Ähnliches gilt jetzt für unsere größte Herausforderung - die Klimakatastrophe. Auch hier muss jedes Mitgliedsland sein Päckchen tragen. Bei uns betrifft das die Automobilindustrie. Bislang meint aber jedes Land, dass das gerade so gar noch nicht passt mit der eigenen Last und das mal die anderen loslegen sollten. Repasi ist sich aber sicher, dass sich die EU zusammenraufen wird. Die Aufgabe der Sozialdemokratie ist dabei der soziale Ausgleich. Den Autokonzernen macht die Umstellung auf den Elektroantrieb keine Probleme - den derzeitigen Zulieferern für den Verbrennungsmotor schon. Da ist die SPD gefragt.
Gleiches gilt für die Globalisierung, durch die sich die Weltkonzerne entgrenzt haben und Gewinne so lange über den Globus verschieben, dass sie keinerlei Steuern mehr zahlen und sich jeglichen staatlichen Kontrollen weitgehend entziehen. Die Zeche zahlen die Menschen, denn staatliche Macht beschränkt sich auf Staatsgebiete. Europa hat hier den Binnenmarkt, den größten und reichsten Markt der Welt. Diesen Markt wollen alle bedienen und das ist das Druckmittel. Repasi plädiert deshalb für ein strenges Lieferkettengesetz, das soziale und ökologische Standards setzt und durchsetzt.

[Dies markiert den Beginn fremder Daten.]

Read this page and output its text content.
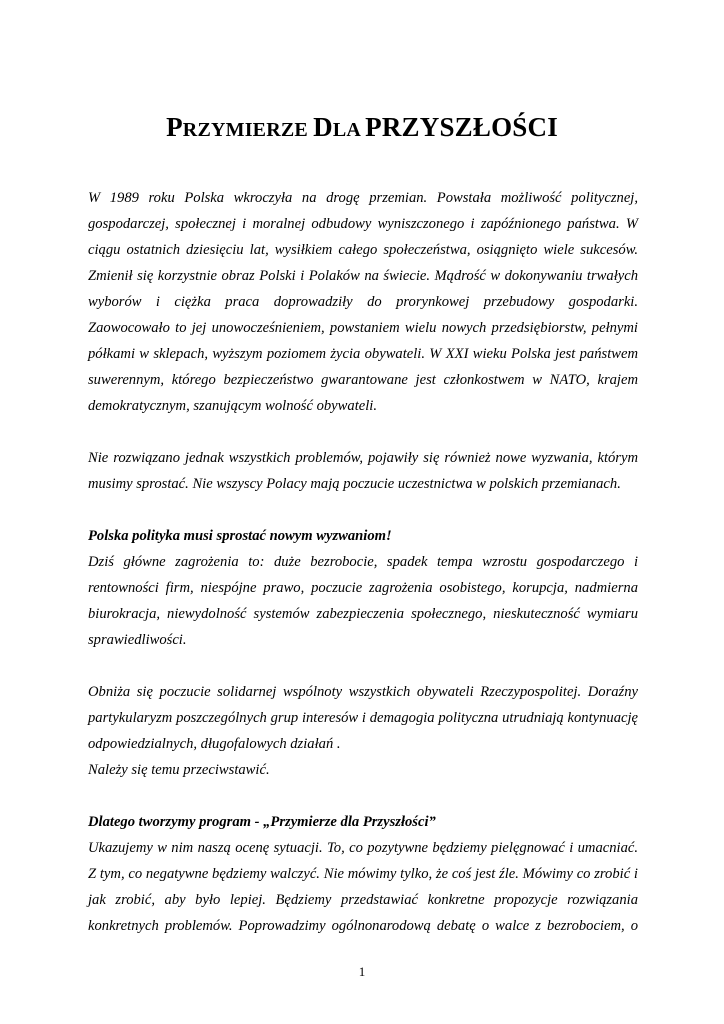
PRZYMIERZE DLA PRZYSZŁOŚCI
W 1989 roku Polska wkroczyła na drogę przemian. Powstała możliwość politycznej,
gospodarczej, społecznej i moralnej odbudowy wyniszczonego i zapóźnionego państwa. W
ciągu ostatnich dziesięciu lat, wysiłkiem całego społeczeństwa, osiągnięto wiele sukcesów.
Zmienił się korzystnie obraz Polski i Polaków na świecie. Mądrość w dokonywaniu trwałych
wyborów i ciężka praca doprowadziły do prorynkowej przebudowy gospodarki.
Zaowocowało to jej unowocześnieniem, powstaniem wielu nowych przedsiębiorstw, pełnymi
półkami w sklepach, wyższym poziomem życia obywateli. W XXI wieku Polska jest państwem
suwerennym, którego bezpieczeństwo gwarantowane jest członkostwem w NATO, krajem
demokratycznym, szanującym wolność obywateli.
Nie rozwiązano jednak wszystkich problemów, pojawiły się również nowe wyzwania, którym
musimy sprostać. Nie wszyscy Polacy mają poczucie uczestnictwa w polskich przemianach.
Polska polityka musi sprostać nowym wyzwaniom!
Dziś główne zagrożenia to: duże bezrobocie, spadek tempa wzrostu gospodarczego i
rentowności firm, niespójne prawo, poczucie zagrożenia osobistego, korupcja, nadmierna
biurokracja, niewydolność systemów zabezpieczenia społecznego, nieskuteczność wymiaru
sprawiedliwości.
Obniża się poczucie solidarnej wspólnoty wszystkich obywateli Rzeczypospolitej. Doraźny
partykularyzm poszczególnych grup interesów i demagogia polityczna utrudniają kontynuację
odpowiedzialnych, długofalowych działań .
Należy się temu przeciwstawić.
Dlatego tworzymy program - „Przymierze dla Przyszłości”
Ukazujemy w nim naszą ocenę sytuacji. To, co pozytywne będziemy pielęgnować i umacniać.
Z tym, co negatywne będziemy walczyć. Nie mówimy tylko, że coś jest źle. Mówimy co zrobić i
jak zrobić, aby było lepiej. Będziemy przedstawiać konkretne propozycje rozwiązania
konkretnych problemów. Poprowadzimy ogólnonarodową debatę o walce z bezrobociem, o
1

Sein dritter Punkt ist die Sicherheitspolitik. Wir müssen uns schon fragen, ob wir mit 27 einzelnen Armeen wirklich schlagkräftig sind. Mehr Gemeinsamkeit ist angesagt und funktioniert. Putin hat nicht damit gerechnet, dass die EU binnen Wochenfrist wirkungsvolle Sanktionen erlassen hat.

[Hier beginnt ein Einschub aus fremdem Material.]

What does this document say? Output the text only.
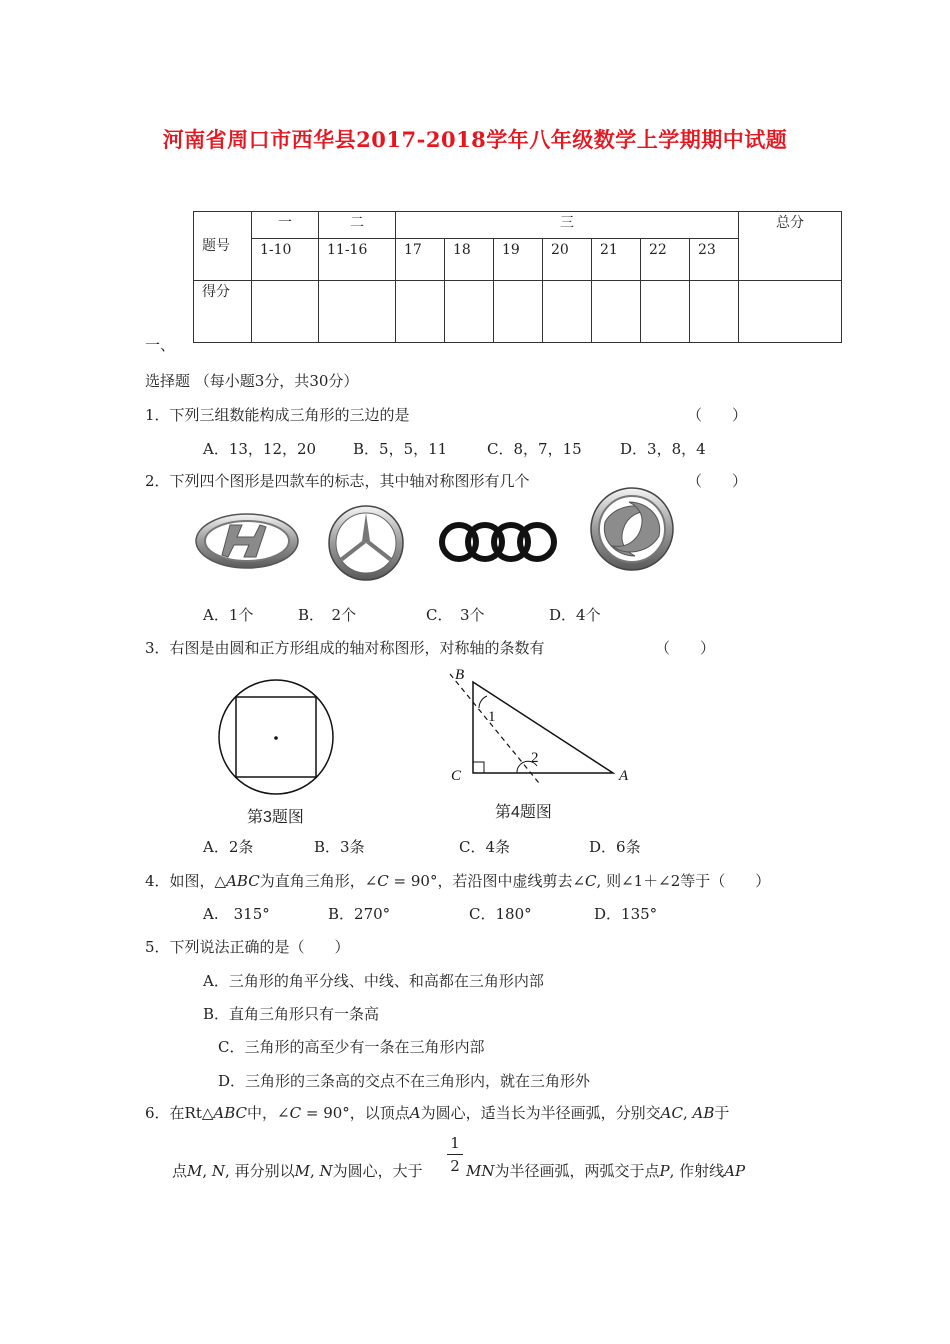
河南省周口市西华县2017-2018学年八年级数学上学期期中试题
题号	一	二	三							总分
	1-10	11-16	17	18	19	20	21	22	23	
得分										
一、
选择题 （每小题3分，共30分）
1．下列三组数能构成三角形的三边的是	（　　）
A．13，12，20 B．5，5，11	C．8，7，15	D．3，8，4
2．下列四个图形是四款车的标志，其中轴对称图形有几个	（　　）
A．1个	B．　2个	C．　3个	D．4个
3．右图是由圆和正方形组成的轴对称图形，对称轴的条数有	（　　）
第3题图
B
C	A
1
2
第4题图
A．2条	B．3条	C．4条	D．6条
4．如图，△ABC为直角三角形，∠C = 90°，若沿图中虚线剪去∠C, 则∠1＋∠2等于（　　）
A.　315°	B．270°	C．180°	D．135°
5．下列说法正确的是（　　）
A．三角形的角平分线、中线、和高都在三角形内部
B．直角三角形只有一条高
C．三角形的高至少有一条在三角形内部
D．三角形的三条高的交点不在三角形内，就在三角形外
6．在Rt△ABC中，∠C = 90°，以顶点A为圆心，适当长为半径画弧，分别交AC, AB于
点M, N, 再分别以M, N为圆心，大于
1
2 MN为半径画弧，两弧交于点P, 作射线AP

Repasis Fazit: Die EU ist schlagkräftig und kann Zusammenhalt. Sie bearbeitet hochpolitische und sehr komplexe Fragen, die auf Bundes- oder Länderebene nicht zu stemmen wären. Deshalb seine Bitte an die Delegierten und die Gäste in Löffingen:
Geht im Wahlkampf hinaus zu den Wählerinnen und Wählern und sagt ihnen, dass diese Wahl wichtig ist, weil es viel zu entscheiden gibt. Weil es einen Unterschied macht, ob das Europäische Parlament von einer progressiven Mehrheit angeführt wird, die gestalten will und damit auch auf den sozialen Ausgleich achtet, oder von Konservativen, die vor Problemen in eine Art Schockstarre verfallen und einfach darauf warten, dass das schon wieder vorbei geht.

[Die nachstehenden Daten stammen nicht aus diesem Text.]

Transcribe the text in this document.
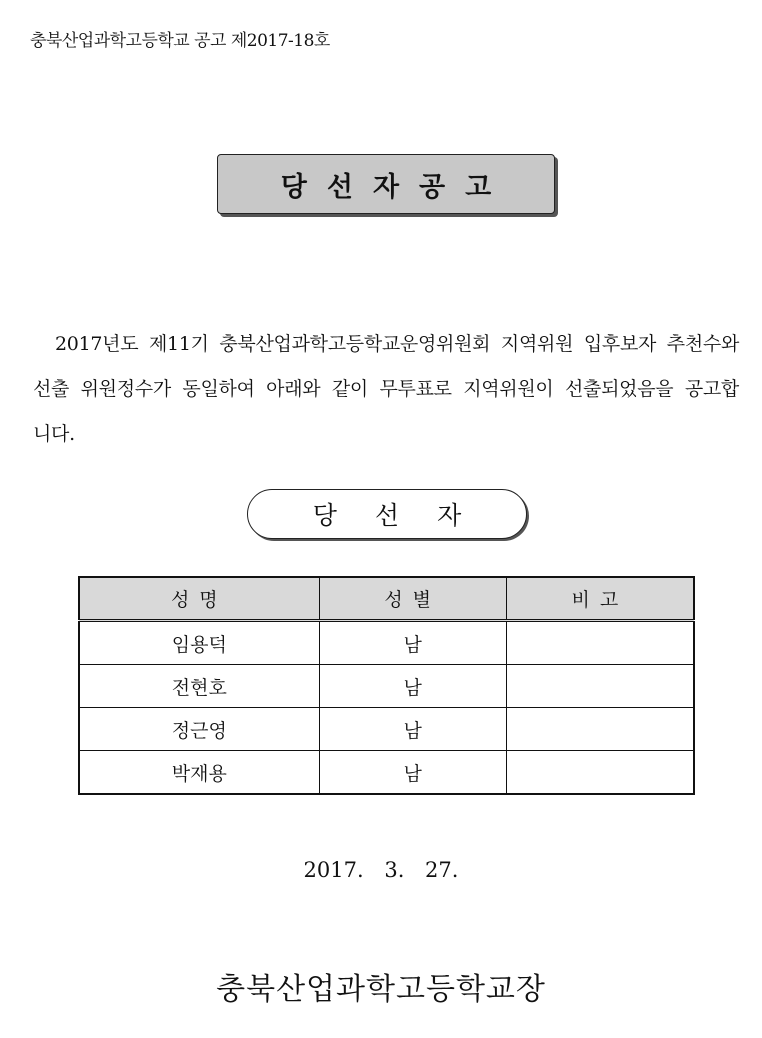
충북산업과학고등학교 공고 제2017-18호
당선자공고

2017년도 제11기 충북산업과학고등학교운영위원회 지역위원 입후보자 추천수와 선출 위원정수가 동일하여 아래와 같이 무투표로 지역위원이 선출되었음을 공고합니다.

당선자
성명	성별	비고
임용덕	남	
전현호	남	
정근영	남	
박재용	남	
2017. 3. 27.
충북산업과학고등학교장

In der wie immer sehr engagierten Diskussion nach Repasis Rede ging es dann um viele weitere Themen in der EU, die Repasi ohne jegliche populistische Schenkelklopfer beantwortete. So zum Beispiel bei der Frage eines Initiativrechts für das Parlament, das ja eigentlich eines der ureigensten Rechte eines Parlaments ist. Das wäre eine Abwägungsfrage, denn erstens bringt das Parlament schon jetzt über eigene Initiativen viele Themen auf die Tagesordnung und zweitens müsste es dann ein solches Recht auch für den Europarat – die Vertretung der Landesregierungen – geben, der oft genug das in und durch die EU Erarbeitete eher wieder rückabwickeln möchte.
Im Anschluss an die Debatte stand die Wahl der drei Delegierten zur Landesvertreter:innenversammlung Europa der SPD Baden-Württemberg auf dem Programm. Gewählt wurden Birte Könnecke, Tanja Kühnel und Oswald Prucker. Ersatzdelegierte sind Philip Wolf und Hartmut Hitschler.
Unser Dank geht schließlich noch an den Ortsverein Hochschwarzwald, der uns mit vielen fleißigen Helfer:innen ganz hervorragend versorgt hat.